"Unicode can't decode error" when trying to import data

I tried to use BeautifulSoup to import my Steam Purchase History, which I had loaded and then saved as a local html file, into Python. This resulted in the error:

SyntaxError: (unicode error) 'unicodeescape' codec can't decode bytes in position 2-3: truncated \UXXXXXXXX escape

I then highlighted the entire table in the browser with the cursor and copied into Microsoft Excel Online and then copied that into LibreOffice and then saved it as a CSV file. I tried to import the csv file using Pandas but I still got the exact same error as before:

SyntaxError: (unicode error) 'unicodeescape' codec can't decode bytes in position 2-3: truncated \UXXXXXXXX escape

So it seems to be there probably was nothing wrong with my Pandas code nor my BeautifulSoup code but perhaps some setting or property or maybe some library or codec i need to add.

Also, I must add that I have already imported a lot of csv files while doing Codecademy projects offline.

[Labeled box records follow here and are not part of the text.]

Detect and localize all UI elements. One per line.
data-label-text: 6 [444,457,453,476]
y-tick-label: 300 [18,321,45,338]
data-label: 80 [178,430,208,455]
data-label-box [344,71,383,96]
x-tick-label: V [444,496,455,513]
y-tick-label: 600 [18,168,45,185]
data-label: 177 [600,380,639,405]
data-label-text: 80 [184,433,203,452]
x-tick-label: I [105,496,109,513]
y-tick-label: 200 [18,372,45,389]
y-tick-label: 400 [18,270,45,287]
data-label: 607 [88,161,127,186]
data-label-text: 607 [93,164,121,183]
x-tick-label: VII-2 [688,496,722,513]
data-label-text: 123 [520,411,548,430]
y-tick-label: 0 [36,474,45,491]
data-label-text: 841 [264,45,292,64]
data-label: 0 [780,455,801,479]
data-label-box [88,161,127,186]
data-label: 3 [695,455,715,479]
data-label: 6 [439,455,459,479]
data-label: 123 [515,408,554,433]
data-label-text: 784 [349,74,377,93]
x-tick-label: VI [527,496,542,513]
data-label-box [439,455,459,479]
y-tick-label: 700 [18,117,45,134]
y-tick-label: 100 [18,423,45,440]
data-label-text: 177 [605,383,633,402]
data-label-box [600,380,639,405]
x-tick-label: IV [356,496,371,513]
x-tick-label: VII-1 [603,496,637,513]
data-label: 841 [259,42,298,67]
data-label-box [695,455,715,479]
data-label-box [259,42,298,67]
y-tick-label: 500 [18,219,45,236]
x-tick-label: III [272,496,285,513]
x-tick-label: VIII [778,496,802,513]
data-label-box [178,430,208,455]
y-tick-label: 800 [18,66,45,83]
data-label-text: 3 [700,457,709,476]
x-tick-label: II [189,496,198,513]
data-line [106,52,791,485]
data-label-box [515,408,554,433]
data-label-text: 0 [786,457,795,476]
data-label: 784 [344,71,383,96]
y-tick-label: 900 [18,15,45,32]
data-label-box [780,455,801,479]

I don’t know what to do anymore.

If that’s the error I think it is then it’s one often bites windows users because of the difference in path separators and escape characters. Perhaps the following link could help (one of the first responses if you search for that specific error online)-

2 Likes

Confirmed it had something to do with the file path.

Turns out it was the first time ever that I tried to import a csv file that was not in the same folder as the python script. What I did which was causing the error was to copy the entire file path like this:

"C:\Users\myname\Beatifulsoup practice\Steam_History.csv"

I was able to import the csv file by putting it in the same directory as the py file
Next thing I will try is to import via BeautifulSoup which seems to be the proper way.
I’m wondering what are the valid and invalid ways to reference a file in Python in Windows

3 Likes

This answer covers a couple of possibilities- https://stackoverflow.com/a/46011113. If you’re looking for something more portable though the pathlib library is worth a look-
pathlib — Object-oriented filesystem paths — Python 3.9.1 documentation

1 Like

On Windows, if you need to import from another directory you can simply escape the backslashes if you want a quick workaround:

C:\\Users\\myname\\BeautifulSoup\\tomato\\data.csv

Looks odd, but it works. :slight_smile:

(Not so sure how this would go down in a production environment, though…)

In the second link, a raw string is mentioned.
Also, I didn’t know that you can use either forward slash or back slash for file paths.
This is new knowledge for me thanks.

1 Like

Confirmed and tested working with Beautiful Soup saved HTML file import.
Had to pass the file path and file encoding as arguments to open() before passing it to BeautifulSoup()
Had to check encoding of file by opening it with Notepad --> Save As --> Inspecting default selected Encoding

1 Like